Of late, some enlightened leaders of the majority
community and some in the minorities have realised the folly and the
danger of being community-centric when they wish to build a wholesome
nation for all to live in. However, this positive notion of nation
building with nation-centric policies, by accepting diversity and
realpolitik, is also anathema to those who strongly believe in ethnic
hegemony over the other. Such astute leaders with nation-centric views
were spurned by radicals in both communities.
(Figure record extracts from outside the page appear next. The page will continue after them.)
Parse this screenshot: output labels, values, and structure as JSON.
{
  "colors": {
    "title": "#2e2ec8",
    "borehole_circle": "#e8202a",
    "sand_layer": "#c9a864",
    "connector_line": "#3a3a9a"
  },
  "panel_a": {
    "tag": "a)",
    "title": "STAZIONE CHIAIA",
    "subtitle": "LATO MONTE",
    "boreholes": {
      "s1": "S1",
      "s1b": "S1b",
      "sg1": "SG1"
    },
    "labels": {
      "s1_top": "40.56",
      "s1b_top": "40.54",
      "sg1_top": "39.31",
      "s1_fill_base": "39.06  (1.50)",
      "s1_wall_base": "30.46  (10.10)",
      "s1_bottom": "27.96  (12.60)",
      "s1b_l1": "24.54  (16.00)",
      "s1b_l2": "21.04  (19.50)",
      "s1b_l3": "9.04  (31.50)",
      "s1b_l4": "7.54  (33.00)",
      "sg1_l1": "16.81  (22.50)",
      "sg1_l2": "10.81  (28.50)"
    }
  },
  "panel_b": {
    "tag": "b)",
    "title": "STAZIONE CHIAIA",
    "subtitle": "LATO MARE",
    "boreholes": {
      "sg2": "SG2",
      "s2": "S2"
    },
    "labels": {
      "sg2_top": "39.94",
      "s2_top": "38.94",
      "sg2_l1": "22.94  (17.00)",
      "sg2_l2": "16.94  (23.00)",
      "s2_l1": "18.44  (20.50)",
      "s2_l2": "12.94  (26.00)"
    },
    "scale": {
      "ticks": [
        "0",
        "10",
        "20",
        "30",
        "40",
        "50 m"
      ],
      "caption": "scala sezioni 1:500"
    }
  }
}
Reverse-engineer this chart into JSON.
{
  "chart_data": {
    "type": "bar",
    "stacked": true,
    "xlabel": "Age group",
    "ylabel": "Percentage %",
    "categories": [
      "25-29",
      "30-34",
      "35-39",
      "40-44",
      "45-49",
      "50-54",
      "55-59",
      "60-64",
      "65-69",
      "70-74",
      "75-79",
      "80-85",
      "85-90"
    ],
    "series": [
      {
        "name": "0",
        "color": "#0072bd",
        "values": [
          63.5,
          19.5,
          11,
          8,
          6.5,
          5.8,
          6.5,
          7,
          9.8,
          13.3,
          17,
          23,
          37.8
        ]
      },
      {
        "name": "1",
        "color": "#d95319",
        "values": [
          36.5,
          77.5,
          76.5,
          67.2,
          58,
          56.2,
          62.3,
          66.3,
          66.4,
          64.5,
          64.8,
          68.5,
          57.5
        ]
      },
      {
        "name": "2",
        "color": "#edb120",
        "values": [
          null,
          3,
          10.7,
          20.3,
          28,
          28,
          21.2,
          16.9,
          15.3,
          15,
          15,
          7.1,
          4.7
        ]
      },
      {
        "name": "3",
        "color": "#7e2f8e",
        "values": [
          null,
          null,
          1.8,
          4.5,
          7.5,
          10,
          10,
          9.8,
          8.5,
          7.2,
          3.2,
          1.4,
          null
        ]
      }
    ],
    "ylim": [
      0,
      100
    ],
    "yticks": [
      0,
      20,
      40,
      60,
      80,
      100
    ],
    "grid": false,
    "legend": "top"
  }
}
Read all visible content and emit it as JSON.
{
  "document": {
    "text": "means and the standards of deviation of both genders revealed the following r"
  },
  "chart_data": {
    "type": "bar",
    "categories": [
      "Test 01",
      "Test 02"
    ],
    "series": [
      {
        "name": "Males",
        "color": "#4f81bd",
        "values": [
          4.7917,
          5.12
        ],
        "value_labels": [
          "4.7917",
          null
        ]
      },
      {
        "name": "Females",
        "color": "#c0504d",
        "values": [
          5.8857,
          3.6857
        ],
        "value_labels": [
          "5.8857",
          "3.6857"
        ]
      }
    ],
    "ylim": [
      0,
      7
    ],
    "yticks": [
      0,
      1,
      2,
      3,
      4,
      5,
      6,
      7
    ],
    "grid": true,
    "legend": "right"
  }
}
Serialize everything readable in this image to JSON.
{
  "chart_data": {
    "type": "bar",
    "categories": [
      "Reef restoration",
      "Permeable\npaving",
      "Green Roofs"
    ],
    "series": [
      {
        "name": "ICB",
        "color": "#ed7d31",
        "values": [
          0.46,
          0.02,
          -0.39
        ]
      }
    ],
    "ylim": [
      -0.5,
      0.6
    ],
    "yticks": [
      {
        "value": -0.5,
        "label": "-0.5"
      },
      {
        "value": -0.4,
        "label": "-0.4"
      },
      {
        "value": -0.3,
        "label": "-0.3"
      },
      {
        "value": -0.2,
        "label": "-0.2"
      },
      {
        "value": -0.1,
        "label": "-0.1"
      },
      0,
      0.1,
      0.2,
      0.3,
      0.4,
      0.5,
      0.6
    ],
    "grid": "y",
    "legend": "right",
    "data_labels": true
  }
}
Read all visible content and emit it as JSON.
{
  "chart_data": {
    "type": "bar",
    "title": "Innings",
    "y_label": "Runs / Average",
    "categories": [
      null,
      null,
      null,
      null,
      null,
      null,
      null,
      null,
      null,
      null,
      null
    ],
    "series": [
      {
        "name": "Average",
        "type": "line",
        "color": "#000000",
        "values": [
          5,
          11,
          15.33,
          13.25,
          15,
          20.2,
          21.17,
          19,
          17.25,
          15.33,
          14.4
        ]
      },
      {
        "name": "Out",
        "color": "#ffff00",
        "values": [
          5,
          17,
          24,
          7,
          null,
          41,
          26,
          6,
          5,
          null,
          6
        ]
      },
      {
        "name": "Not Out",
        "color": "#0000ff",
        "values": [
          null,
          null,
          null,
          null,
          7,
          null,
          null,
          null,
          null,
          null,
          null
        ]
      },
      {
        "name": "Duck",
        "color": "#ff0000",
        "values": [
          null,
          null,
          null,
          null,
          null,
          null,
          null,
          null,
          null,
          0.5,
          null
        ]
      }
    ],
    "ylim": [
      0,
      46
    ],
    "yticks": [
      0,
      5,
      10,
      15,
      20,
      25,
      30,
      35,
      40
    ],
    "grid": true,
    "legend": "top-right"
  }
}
The majority, over a period of 60 years since independence
from Britain, have consolidated their powers in the gamut of politics and
society in Sri Lanka and never want to share with others a fair share of
the cake, not knowing that in the long run the country we all cherish will
be a pariah state in the world.
The nation-centric parliamentarians on August 3, 2000
presented the Equal Opportunity Bill in Parliament, aimed at solving the
problems of disproportionate care of citizens but this was rejected by the
majority-centric parliamentarians.
If equal opportunity is not guaranteed by the Constitution
and the laws of a state then axiomatically it is expected that the state
will not evolve into a nation that is for one and all. The problems of
minorities in Sri Lanka are problems of the majority since an
underprivileged, illiterate, disadvantaged or unemployed minority
population poses a severe threat to the whole nation in respect to
development goals, crime and other negative trends. Insulating the
majority community against such negative impacts from the minority
community would be hyperexpensive. The cheapest way to success for the
majority community is to share the nation’s wealth equitably and justly so
that the minorities will be an extension of the majority and a part of the
social fabric, free of assimilation.
Finally, I believe that very often the minority in one
country is the majority in another and therefore justice and equity in all
affairs have to be upheld with due diligence, as finally we are all
humans, the sublime creation of god almighty.